Little information survives about Norton’s life for the eight years after his legislative term concluded in 1871. By September 9, 1879, the earliest-surviving available record, he was a member of the Williamsburg City Council and won reelection in May 1880. The next year Norton voted to allow the Chesapeake and Ohio Railway Company (later CSX Corporation) to lay track through the city, giving the community its first direct access to a railroad. He was not reelected in May of that year but won again in 1882. For unrecorded reasons, Norton resigned on October 12, 1882, on the date when a fight erupted in Williamsburg between competing factions of Republicans.
Between Norton’s term in the House of Delegates and his service on the Williamsburg City Council, the inability of the state to pay the interest and principal on its prewar debt had divided Virginia’s people and political leaders. The interest payments and the tax-receivable character of the interest coupons on the bonds produced a series of budget deficits and depleted the funds available for the popular new public school system.

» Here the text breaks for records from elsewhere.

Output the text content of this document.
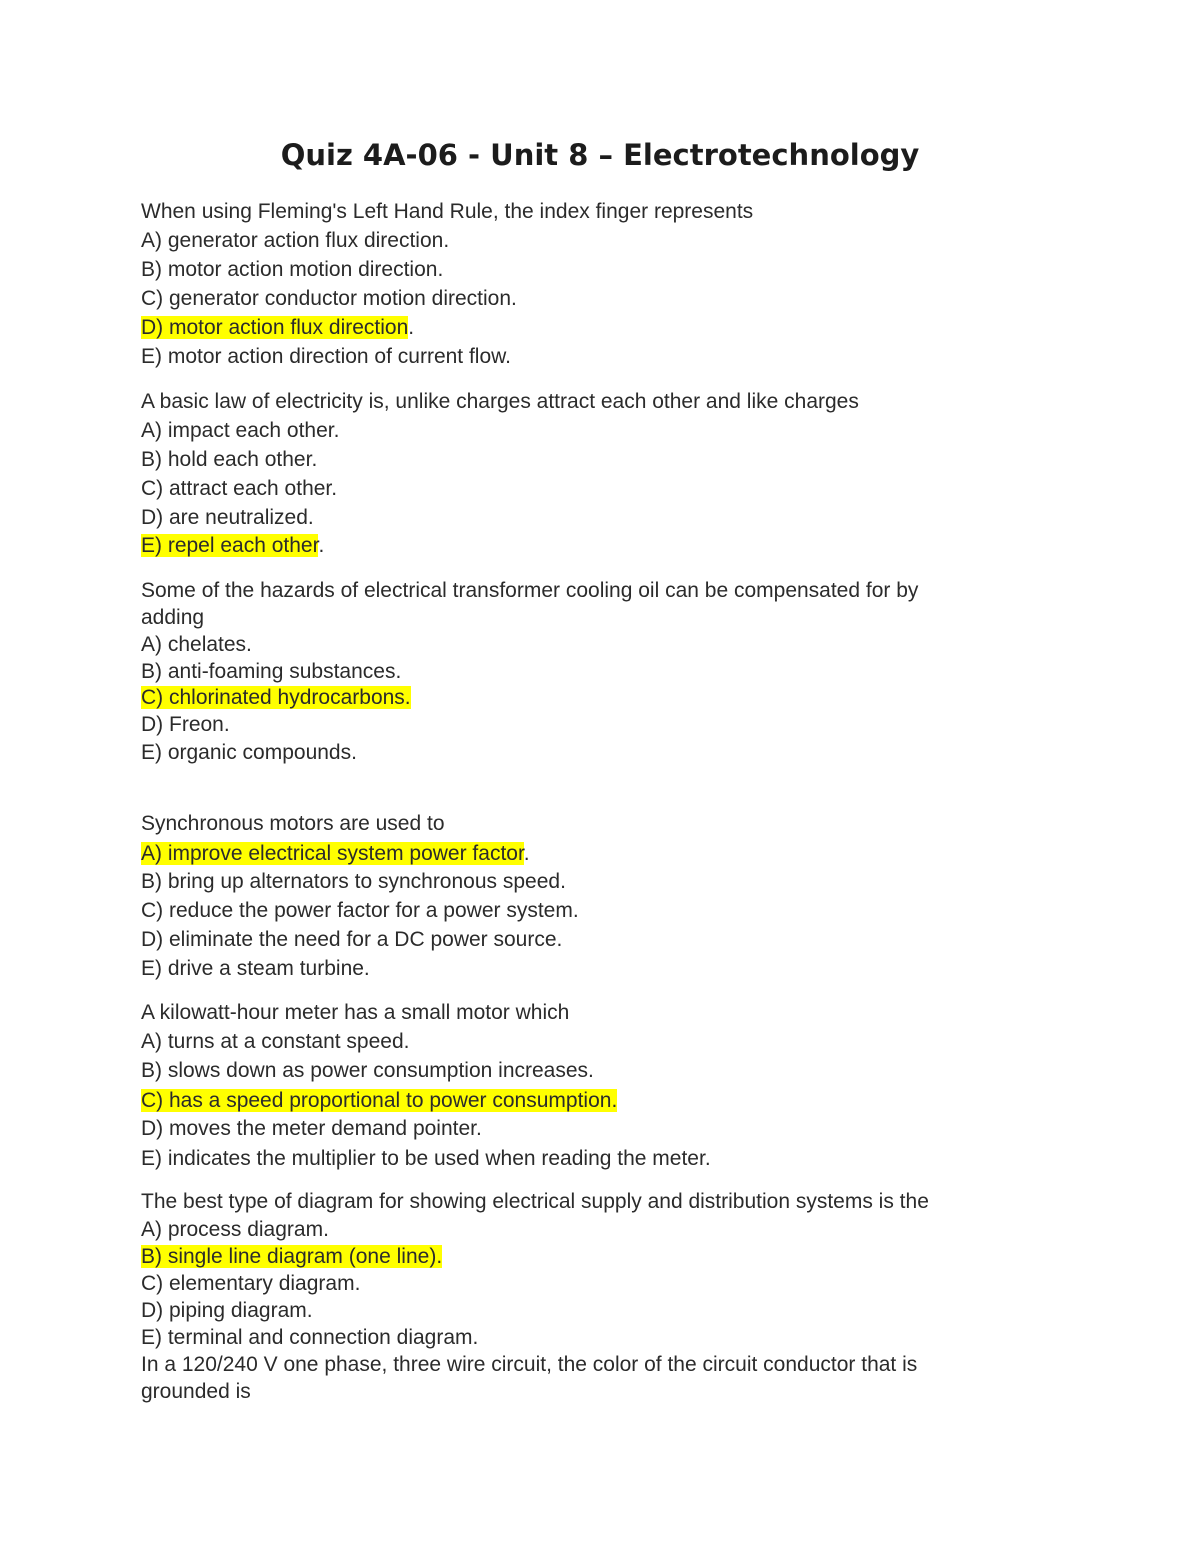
Quiz 4A-06 - Unit 8 – Electrotechnology
When using Fleming's Left Hand Rule, the index finger represents
A) generator action flux direction.
B) motor action motion direction.
C) generator conductor motion direction.
D) motor action flux direction.
E) motor action direction of current flow.
A basic law of electricity is, unlike charges attract each other and like charges
A) impact each other.
B) hold each other.
C) attract each other.
D) are neutralized.
E) repel each other.
Some of the hazards of electrical transformer cooling oil can be compensated for by
adding
A) chelates.
B) anti-foaming substances.
C) chlorinated hydrocarbons.
D) Freon.
E) organic compounds.
Synchronous motors are used to
A) improve electrical system power factor.
B) bring up alternators to synchronous speed.
C) reduce the power factor for a power system.
D) eliminate the need for a DC power source.
E) drive a steam turbine.
A kilowatt-hour meter has a small motor which
A) turns at a constant speed.
B) slows down as power consumption increases.
C) has a speed proportional to power consumption.
D) moves the meter demand pointer.
E) indicates the multiplier to be used when reading the meter.
The best type of diagram for showing electrical supply and distribution systems is the
A) process diagram.
B) single line diagram (one line).
C) elementary diagram.
D) piping diagram.
E) terminal and connection diagram.
In a 120/240 V one phase, three wire circuit, the color of the circuit conductor that is
grounded is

The Readjuster Party, a biracial coalition founded in 1879, promised to reduce the principal and rate of interest in order to restore the cuts to the public school fund. Norton initially supported the party’s agenda, even though he had voted for the Funding Act of 1871.
He was a member of the Committee on Business and Platform at the 1880 Readjuster State Convention and in March 1881 represented James City County and sat on the Committee on Credentials when African American Republicans met in Petersburg and decided to affiliate with the Readjusters. His two brothers also supported the Readjusters and developed strong ties to the party’s leader, William Mahone. In 1882, though, Norton endorsed the so-called Straightout Republicans who refused to join the Readjusters or support their full reform agenda in the legislature, and he predicted that Straightout candidate, John Montgomery Dawson, would poll strongly in the region in that year’s contest for the House of Representatives. The following year, he nominated Dawson to run against his own brother for the state senate, a three-way race that Daniel Norton won. The Democrats won control of the General Assembly from the coalition of Readjusters and Republicans, however, with a race-baiting campaign. Two weeks later at a Williamsburg rally, F. S. Norton offered a resolution congratulating the Democrats as he moved toward affiliating with the Democratic Party.